Per la comprensione del fenomeno, i ricercatori hanno testato persone che parlano due lingue, e persone non udenti che utilizzano il linguaggio dei segni per comunicare.
“Abbiamo voluto vedere se c’erano fenomeni analoghi tra i due gruppi, ad esempio un ce l’ho sulla punta del dito, per chi usava i segni per comunicare” ha spiegato Karen Emmorey, direttrice del Laboratory for Language & Cognitive Neuroscience alla San Diego State University.
Emmorey ed i suoi colleghi hanno scoperto che anche chi usa il linguaggio dei segni dimentica le parole (in questo caso il segno corrispondente), almeno una volta alla settimana, proprio con la stessa frequenza dei parlanti.
Inoltre, proprio come i parlanti possono spesso ricordare la prima lettera della parola – “Io so che inizia con una ‘b'” – chi usa i segni ricorda a volte una parte del segno. Entrambi i gruppi possono accedere a informazioni sull’inizio della parola.

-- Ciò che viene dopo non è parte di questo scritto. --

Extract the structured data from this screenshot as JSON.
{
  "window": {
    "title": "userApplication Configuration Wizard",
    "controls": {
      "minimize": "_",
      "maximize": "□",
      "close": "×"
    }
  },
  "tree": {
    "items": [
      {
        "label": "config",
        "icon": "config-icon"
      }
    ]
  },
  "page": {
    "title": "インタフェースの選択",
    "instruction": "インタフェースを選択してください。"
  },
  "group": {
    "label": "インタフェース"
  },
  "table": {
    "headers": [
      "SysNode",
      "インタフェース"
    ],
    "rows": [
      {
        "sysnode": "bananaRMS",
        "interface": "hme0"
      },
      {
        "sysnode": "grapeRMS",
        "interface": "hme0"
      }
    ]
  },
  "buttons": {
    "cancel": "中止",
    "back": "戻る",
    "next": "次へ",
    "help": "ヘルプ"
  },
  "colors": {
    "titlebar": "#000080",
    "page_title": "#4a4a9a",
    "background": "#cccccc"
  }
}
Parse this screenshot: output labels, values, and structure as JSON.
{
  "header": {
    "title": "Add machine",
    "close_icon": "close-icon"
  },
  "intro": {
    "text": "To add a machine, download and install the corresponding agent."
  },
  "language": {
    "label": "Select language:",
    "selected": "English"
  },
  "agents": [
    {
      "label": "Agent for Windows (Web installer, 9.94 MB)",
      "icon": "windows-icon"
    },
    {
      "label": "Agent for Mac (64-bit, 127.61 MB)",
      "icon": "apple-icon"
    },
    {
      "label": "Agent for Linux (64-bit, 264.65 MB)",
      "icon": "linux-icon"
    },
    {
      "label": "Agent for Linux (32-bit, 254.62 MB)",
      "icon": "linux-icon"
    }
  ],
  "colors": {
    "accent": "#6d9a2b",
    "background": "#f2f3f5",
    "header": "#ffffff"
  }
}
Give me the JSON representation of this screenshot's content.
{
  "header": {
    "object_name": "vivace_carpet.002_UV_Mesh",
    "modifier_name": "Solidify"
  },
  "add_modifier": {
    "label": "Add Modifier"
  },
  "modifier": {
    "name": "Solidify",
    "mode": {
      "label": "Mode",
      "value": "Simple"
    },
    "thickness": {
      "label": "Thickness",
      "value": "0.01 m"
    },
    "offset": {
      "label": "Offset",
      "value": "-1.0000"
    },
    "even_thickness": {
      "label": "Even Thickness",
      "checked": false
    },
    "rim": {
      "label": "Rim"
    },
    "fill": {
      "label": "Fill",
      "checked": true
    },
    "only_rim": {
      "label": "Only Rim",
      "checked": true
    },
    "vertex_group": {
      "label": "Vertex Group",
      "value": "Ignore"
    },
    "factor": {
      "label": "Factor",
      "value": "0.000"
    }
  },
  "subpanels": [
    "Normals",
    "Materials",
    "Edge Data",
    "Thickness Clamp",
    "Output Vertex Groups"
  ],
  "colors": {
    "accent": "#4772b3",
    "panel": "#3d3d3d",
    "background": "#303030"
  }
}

“C’è qualcosa di privilegiato durante la produzione della lingua nella fase iniziale,” ha commentato Emmorey.
Un’idea importante su cosa provochi questa dimenticanza fastidiosa, gli studiosi se la sono fatta: quando si cerca di pensare ad una parola specifica, nel cervello si può trovare una parola di simile suono che “blocca” la capacità di accedere alla parola giusta. Questo meccanismo è chiamato blocco fonologico.

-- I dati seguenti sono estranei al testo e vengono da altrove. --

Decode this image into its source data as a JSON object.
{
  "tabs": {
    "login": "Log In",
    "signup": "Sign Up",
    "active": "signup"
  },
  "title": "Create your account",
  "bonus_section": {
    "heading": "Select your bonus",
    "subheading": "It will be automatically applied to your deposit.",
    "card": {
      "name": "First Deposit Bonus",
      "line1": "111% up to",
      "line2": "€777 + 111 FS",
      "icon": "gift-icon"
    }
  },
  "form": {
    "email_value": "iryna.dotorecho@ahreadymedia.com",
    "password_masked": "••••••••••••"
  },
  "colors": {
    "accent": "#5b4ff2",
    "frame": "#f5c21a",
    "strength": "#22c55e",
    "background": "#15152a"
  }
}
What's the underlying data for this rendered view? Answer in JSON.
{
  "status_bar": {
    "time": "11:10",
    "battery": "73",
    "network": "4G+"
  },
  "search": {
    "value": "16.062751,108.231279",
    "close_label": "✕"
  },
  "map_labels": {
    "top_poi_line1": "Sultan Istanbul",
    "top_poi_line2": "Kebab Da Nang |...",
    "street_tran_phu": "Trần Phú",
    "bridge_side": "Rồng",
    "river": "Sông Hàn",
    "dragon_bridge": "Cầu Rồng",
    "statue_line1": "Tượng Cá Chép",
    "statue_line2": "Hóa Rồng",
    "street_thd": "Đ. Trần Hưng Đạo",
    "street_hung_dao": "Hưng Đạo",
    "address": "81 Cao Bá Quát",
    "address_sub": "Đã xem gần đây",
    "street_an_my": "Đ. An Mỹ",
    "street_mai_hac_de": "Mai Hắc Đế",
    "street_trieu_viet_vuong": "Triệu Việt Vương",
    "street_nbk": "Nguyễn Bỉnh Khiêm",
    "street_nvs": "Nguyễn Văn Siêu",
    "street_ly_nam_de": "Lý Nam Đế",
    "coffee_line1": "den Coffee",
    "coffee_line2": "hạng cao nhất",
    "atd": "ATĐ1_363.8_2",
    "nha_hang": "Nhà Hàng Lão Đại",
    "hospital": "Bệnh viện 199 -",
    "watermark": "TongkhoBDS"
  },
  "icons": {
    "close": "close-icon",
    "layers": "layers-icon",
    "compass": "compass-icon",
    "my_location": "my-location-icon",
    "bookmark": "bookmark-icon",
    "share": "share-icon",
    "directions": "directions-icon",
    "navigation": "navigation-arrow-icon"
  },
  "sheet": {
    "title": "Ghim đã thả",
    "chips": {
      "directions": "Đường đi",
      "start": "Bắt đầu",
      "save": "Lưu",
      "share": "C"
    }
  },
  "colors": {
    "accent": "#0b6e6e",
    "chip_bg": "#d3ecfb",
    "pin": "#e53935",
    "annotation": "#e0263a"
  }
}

La ricerca precedente ha mostrato che le persone bilingue dimenticano più spesso le parole di quelli che parlano una sola lingua. Alcuni esperti hanno suggerito che questo avviene perché le persone che parlano due lingue hanno il doppio delle possibilità che in testa agiscano bloccanti fonologici.
Se così fosse però questo non dovrebbe avvenire nel caso di chi parla sia il linguaggio normale che quello che dei segni, dal momento che i segni e le parole non “suonano” allo stesso modo e non si bloccano a vicenda.

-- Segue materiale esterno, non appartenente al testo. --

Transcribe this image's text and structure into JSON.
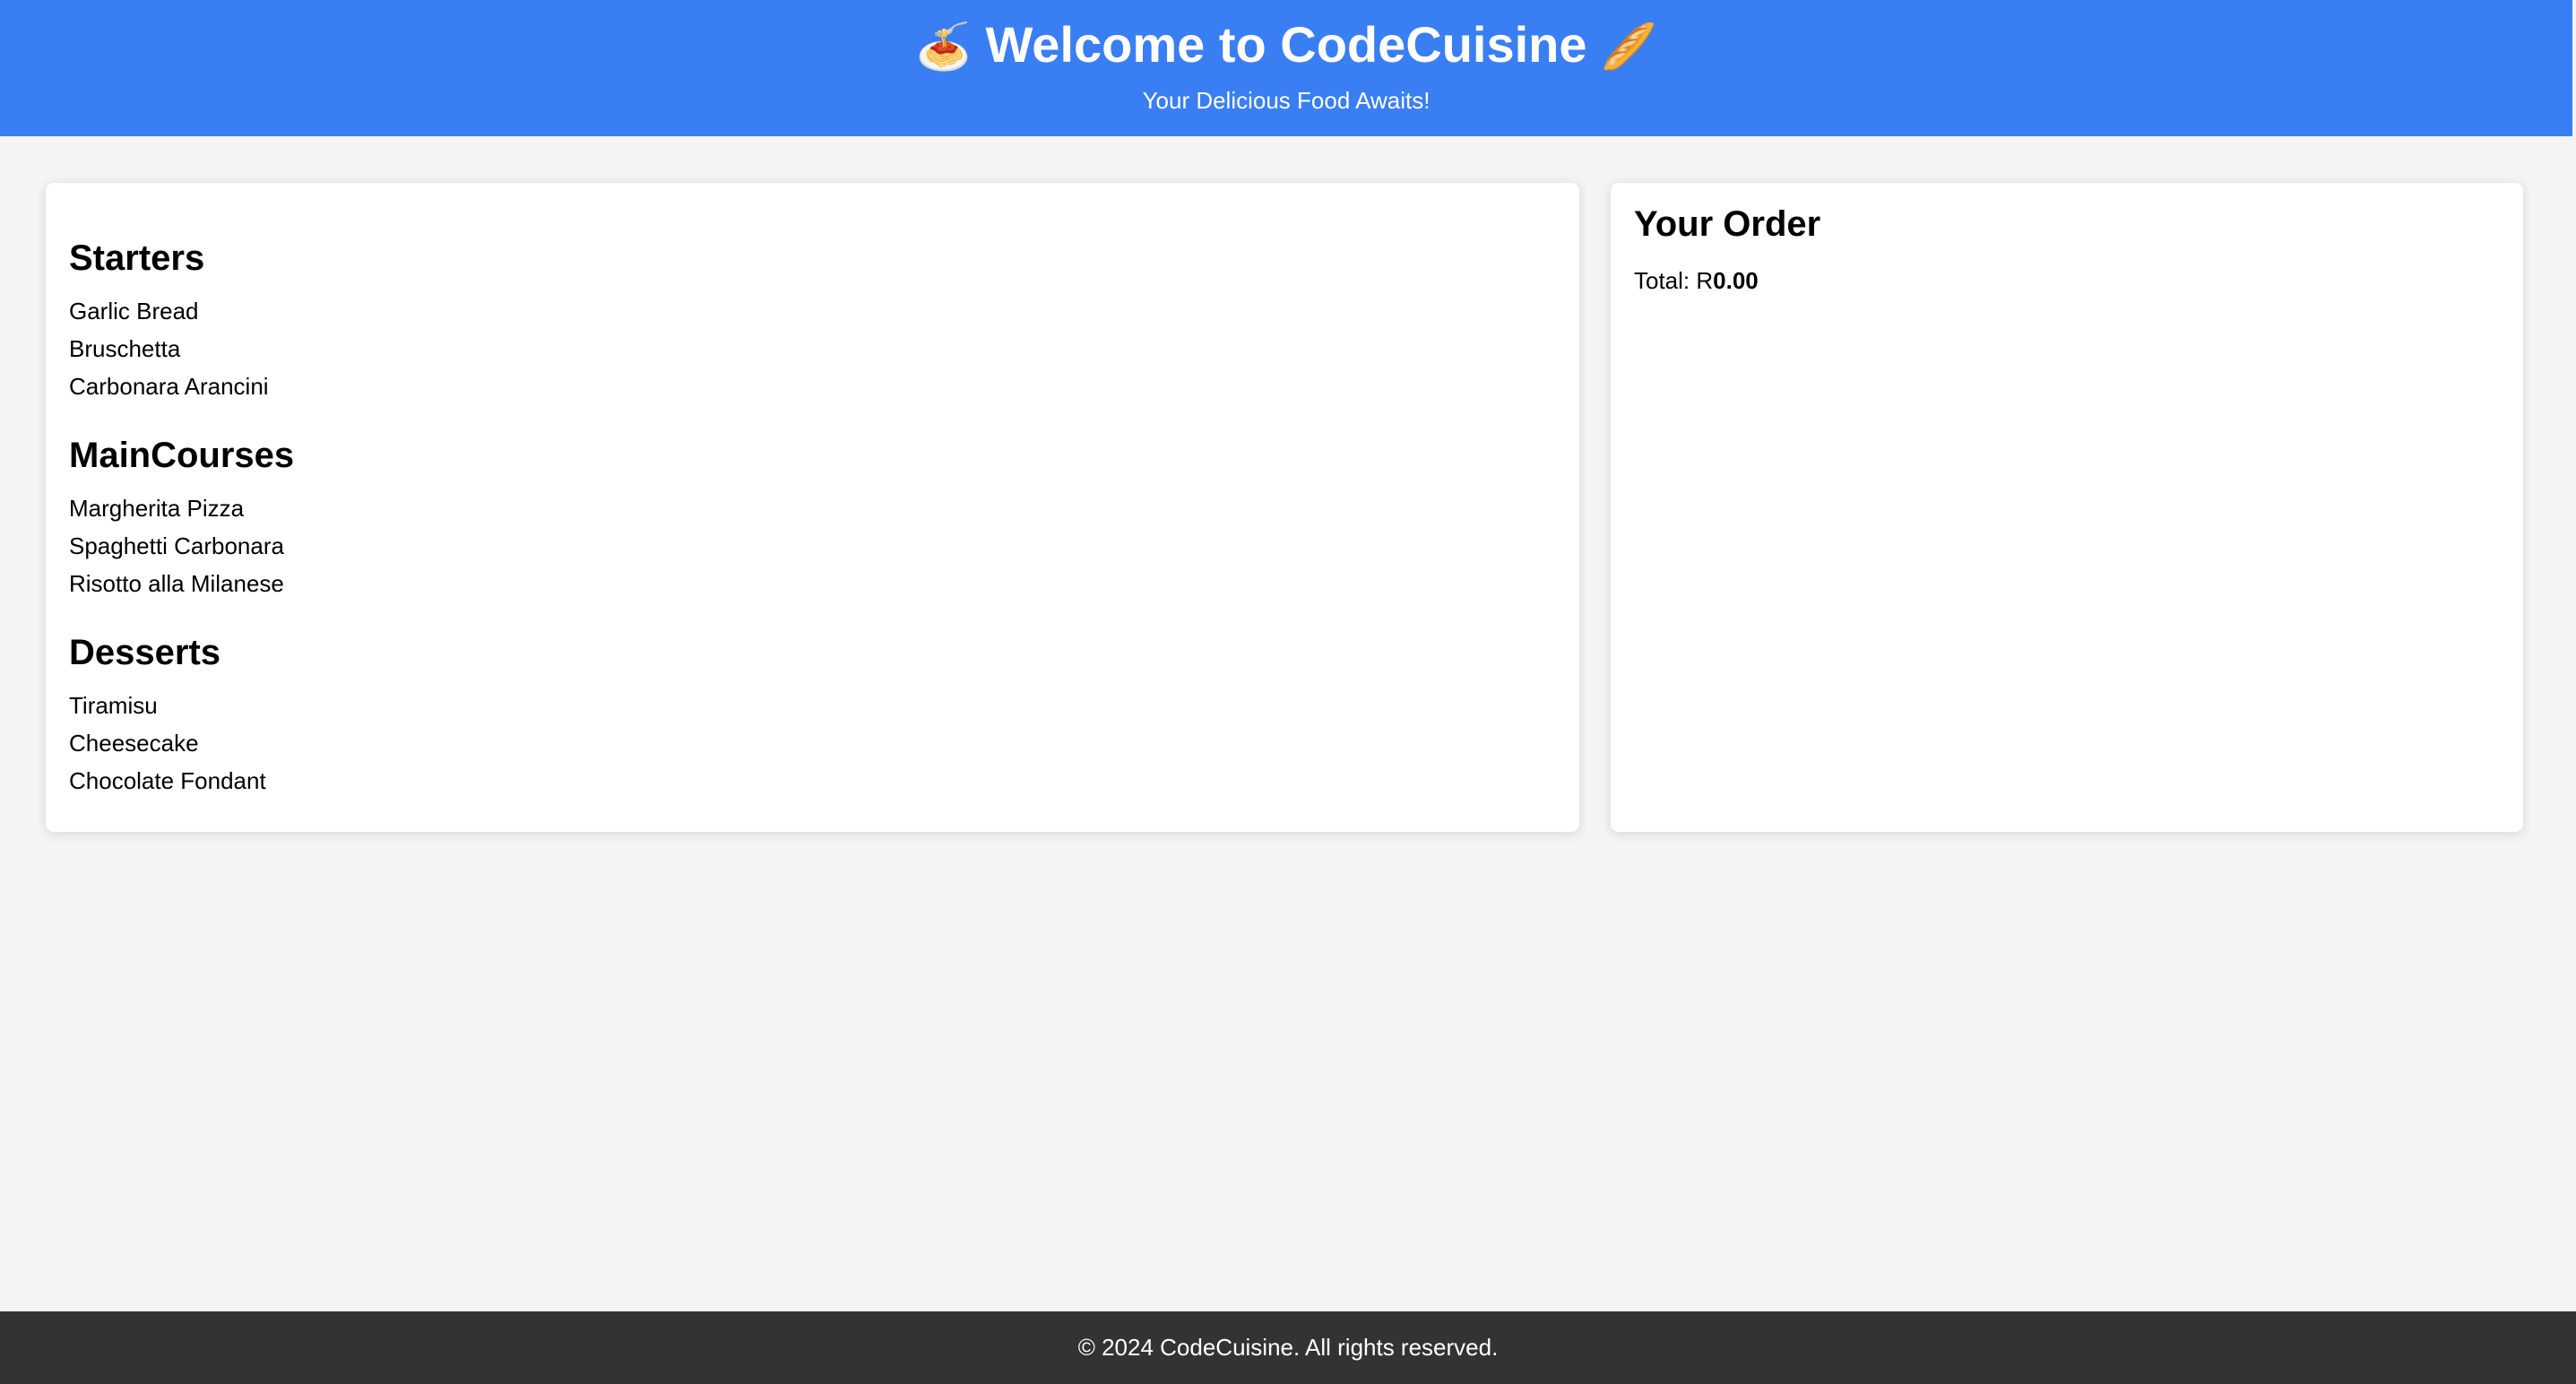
{
  "header": {
    "title_left_emoji": "🍝",
    "title": "Welcome to CodeCuisine",
    "title_right_emoji": "🥖",
    "subtitle": "Your Delicious Food Awaits!"
  },
  "menu": {
    "sections": [
      {
        "title": "Starters",
        "items": [
          "Garlic Bread",
          "Bruschetta",
          "Carbonara Arancini"
        ]
      },
      {
        "title": "MainCourses",
        "items": [
          "Margherita Pizza",
          "Spaghetti Carbonara",
          "Risotto alla Milanese"
        ]
      },
      {
        "title": "Desserts",
        "items": [
          "Tiramisu",
          "Cheesecake",
          "Chocolate Fondant"
        ]
      }
    ]
  },
  "order": {
    "title": "Your Order",
    "total_label": "Total: R",
    "total_value": "0.00"
  },
  "footer": {
    "text": "© 2024 CodeCuisine. All rights reserved."
  },
  "colors": {
    "header_bg": "#3a7ef3",
    "page_bg": "#f4f4f4",
    "panel_bg": "#ffffff",
    "footer_bg": "#333333"
  }
}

E invece, analizzando proprio questo caso di bilinguismo, di chi conosceva una lingua ed il linguaggio dei segni, si è riscontrata la stessa frequenza di episodi di dimenticanza.
A questo punto, gli studiosi hanno ipotizzato che aldilà del blocco fonologico, a provocare la perdita temporanea di una parola, sia la scarsa frequenza d’uso della parola stessa.
In fondo, meno spesso si usa una parola, più difficile risulta per il cervello accedervi.